The inquest into the murders of the Cradock Four has been hearing how the state's vast security apparatus did its dirty work. By Riaan Marais and Estelle Ellis

- Riaan Marais and Estelle Ellis

Although he had no personal knowledge about the plot to have the Cradock Four killed in 1985, Deputy Minister of Defence Bantu Holomisa was drawn into the case seven years later when he was asked to arrange a clandestine meeting between a South African military official and former president Nelson Mandela.

Colonel Lourens du Plessis had told Holomisa that he had sensitive information he needed to share with Mandela.

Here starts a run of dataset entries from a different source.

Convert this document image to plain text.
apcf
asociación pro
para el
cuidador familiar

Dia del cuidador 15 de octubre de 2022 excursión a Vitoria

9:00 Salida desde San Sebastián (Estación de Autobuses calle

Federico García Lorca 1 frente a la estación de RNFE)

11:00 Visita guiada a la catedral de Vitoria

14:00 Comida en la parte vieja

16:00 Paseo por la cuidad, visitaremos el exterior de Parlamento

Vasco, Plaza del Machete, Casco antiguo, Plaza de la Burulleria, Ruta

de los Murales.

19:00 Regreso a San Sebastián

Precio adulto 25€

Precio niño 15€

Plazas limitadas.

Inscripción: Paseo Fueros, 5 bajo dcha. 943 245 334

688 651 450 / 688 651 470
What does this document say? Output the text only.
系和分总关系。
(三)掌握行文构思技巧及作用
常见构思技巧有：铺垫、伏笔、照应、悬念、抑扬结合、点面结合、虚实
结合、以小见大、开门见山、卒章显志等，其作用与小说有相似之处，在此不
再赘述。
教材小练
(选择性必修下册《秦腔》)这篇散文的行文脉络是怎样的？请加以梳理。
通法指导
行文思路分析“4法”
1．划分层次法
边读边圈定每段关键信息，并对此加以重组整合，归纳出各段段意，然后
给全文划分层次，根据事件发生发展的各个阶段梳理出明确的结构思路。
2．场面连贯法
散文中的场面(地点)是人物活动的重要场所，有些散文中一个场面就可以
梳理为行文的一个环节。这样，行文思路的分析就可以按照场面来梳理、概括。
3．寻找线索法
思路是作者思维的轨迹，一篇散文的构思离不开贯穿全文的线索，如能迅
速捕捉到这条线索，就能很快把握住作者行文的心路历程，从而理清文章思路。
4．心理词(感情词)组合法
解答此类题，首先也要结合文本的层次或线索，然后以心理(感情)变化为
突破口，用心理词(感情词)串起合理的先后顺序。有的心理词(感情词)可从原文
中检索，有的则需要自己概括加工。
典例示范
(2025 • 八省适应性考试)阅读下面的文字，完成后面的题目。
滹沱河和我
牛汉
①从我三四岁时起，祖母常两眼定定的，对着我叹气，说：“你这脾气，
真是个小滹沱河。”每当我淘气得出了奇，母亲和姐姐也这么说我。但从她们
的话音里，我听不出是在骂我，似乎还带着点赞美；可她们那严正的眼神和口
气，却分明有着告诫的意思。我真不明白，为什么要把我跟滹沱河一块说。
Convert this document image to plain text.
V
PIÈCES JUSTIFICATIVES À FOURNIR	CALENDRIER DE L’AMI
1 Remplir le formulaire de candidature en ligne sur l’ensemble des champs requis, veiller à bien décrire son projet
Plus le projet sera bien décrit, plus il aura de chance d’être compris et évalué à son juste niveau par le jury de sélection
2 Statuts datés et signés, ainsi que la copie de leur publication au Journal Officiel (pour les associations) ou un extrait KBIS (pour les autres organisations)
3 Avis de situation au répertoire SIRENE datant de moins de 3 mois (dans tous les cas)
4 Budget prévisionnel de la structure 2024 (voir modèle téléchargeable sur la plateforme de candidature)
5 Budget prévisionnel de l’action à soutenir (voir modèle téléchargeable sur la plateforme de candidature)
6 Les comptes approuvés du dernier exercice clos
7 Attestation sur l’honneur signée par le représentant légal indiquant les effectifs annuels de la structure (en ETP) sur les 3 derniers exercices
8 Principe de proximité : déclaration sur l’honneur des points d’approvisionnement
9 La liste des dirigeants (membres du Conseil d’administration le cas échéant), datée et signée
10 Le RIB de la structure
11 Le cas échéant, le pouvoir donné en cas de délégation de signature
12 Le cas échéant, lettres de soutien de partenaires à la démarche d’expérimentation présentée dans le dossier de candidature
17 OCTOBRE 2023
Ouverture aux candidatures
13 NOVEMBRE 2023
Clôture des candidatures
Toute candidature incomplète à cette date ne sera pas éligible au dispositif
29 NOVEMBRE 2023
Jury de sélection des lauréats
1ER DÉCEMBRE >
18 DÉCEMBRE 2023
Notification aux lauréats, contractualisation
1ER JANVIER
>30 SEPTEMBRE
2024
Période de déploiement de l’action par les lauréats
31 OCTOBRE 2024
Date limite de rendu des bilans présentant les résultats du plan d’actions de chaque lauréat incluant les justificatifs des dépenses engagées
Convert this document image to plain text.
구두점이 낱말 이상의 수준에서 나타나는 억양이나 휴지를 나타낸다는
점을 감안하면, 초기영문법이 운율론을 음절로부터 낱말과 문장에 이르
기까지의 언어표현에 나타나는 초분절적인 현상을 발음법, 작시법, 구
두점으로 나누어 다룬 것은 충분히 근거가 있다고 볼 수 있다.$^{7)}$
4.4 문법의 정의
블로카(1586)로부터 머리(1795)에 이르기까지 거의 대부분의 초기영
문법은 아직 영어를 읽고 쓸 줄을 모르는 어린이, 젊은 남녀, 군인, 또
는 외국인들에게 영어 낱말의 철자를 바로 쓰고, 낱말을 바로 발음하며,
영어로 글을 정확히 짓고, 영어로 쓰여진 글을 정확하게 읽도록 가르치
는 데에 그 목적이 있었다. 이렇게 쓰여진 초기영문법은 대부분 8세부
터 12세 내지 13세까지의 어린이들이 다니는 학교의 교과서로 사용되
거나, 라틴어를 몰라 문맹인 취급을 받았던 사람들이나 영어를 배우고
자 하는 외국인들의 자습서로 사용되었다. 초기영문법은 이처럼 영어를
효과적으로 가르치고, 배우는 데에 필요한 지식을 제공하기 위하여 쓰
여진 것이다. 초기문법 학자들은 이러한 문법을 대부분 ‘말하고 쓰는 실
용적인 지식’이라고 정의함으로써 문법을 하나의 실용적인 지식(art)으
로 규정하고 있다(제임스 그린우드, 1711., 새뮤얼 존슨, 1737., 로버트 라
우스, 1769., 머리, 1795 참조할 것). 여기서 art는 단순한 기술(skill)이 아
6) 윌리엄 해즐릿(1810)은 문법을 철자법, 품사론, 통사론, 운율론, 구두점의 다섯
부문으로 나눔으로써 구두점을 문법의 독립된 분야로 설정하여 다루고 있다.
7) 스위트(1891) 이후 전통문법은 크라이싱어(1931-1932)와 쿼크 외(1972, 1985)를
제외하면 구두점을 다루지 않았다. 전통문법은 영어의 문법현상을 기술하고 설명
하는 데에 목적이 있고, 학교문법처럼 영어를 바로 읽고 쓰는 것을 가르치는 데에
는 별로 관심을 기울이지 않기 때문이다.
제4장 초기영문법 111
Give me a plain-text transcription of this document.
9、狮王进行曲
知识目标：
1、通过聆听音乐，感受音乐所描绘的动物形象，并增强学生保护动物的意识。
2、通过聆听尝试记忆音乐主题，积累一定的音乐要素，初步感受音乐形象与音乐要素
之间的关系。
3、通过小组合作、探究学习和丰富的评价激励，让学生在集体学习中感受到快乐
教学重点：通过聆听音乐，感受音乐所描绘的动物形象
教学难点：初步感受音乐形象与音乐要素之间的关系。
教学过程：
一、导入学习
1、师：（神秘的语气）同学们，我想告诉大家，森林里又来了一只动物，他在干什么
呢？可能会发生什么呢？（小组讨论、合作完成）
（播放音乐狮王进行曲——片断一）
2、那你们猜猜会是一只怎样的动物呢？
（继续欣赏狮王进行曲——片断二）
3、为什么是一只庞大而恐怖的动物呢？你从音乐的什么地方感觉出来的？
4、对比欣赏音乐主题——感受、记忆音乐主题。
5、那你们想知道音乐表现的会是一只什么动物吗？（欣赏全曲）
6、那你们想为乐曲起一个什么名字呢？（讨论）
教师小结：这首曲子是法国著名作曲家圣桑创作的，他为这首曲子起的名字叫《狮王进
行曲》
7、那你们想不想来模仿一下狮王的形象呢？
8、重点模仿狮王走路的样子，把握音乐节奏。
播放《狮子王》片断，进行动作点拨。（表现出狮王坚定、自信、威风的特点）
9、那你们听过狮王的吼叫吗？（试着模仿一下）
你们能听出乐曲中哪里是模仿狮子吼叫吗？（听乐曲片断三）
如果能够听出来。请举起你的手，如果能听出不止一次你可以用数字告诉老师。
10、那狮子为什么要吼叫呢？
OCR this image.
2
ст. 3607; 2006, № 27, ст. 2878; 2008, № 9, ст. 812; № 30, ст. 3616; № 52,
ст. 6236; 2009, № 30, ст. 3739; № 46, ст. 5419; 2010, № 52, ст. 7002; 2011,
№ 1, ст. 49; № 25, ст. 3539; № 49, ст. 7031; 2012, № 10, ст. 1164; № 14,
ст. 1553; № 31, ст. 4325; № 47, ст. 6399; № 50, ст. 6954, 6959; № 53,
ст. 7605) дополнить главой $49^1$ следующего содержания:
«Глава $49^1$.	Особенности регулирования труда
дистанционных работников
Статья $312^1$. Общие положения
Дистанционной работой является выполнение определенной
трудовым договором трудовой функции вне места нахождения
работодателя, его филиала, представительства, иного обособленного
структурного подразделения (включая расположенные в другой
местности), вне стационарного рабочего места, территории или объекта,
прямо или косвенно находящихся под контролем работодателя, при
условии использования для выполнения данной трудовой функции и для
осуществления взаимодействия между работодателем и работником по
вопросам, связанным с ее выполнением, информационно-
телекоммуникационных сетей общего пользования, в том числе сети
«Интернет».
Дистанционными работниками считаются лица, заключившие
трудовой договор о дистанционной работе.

This included a half-page document in Afrikaans — a copy of the “security signal” containing the orders that resulted in the arrests and deaths of anti-apartheid activists Fort Calata, Sicelo Mhlauli, Sparrow Mkonto and Matthew Goniwe.

During his testimony in the High Court in Gqeberha on Tuesday, 14 October, at what is the third inquest into the death of the Cradock Four, Holomisa shed light on the apartheid government’s underhanded tactics to “manufacture conflict” in attempts to further its own agenda.

The first inquest, in 1987, concluded that the men had been killed by “unknown persons”. The second inquest, in 1993, was presided over by the then judge president of the Eastern Cape, Neville Zietsman.

Although this inquest could not identify the killers, it found that the security signal was a recommendation to murder, the security forces were responsible for the deaths, and a case of suspicion had been made against two police officers and three military officers. Despite several high-ranking police and military officials being implicated, no one was prosecuted.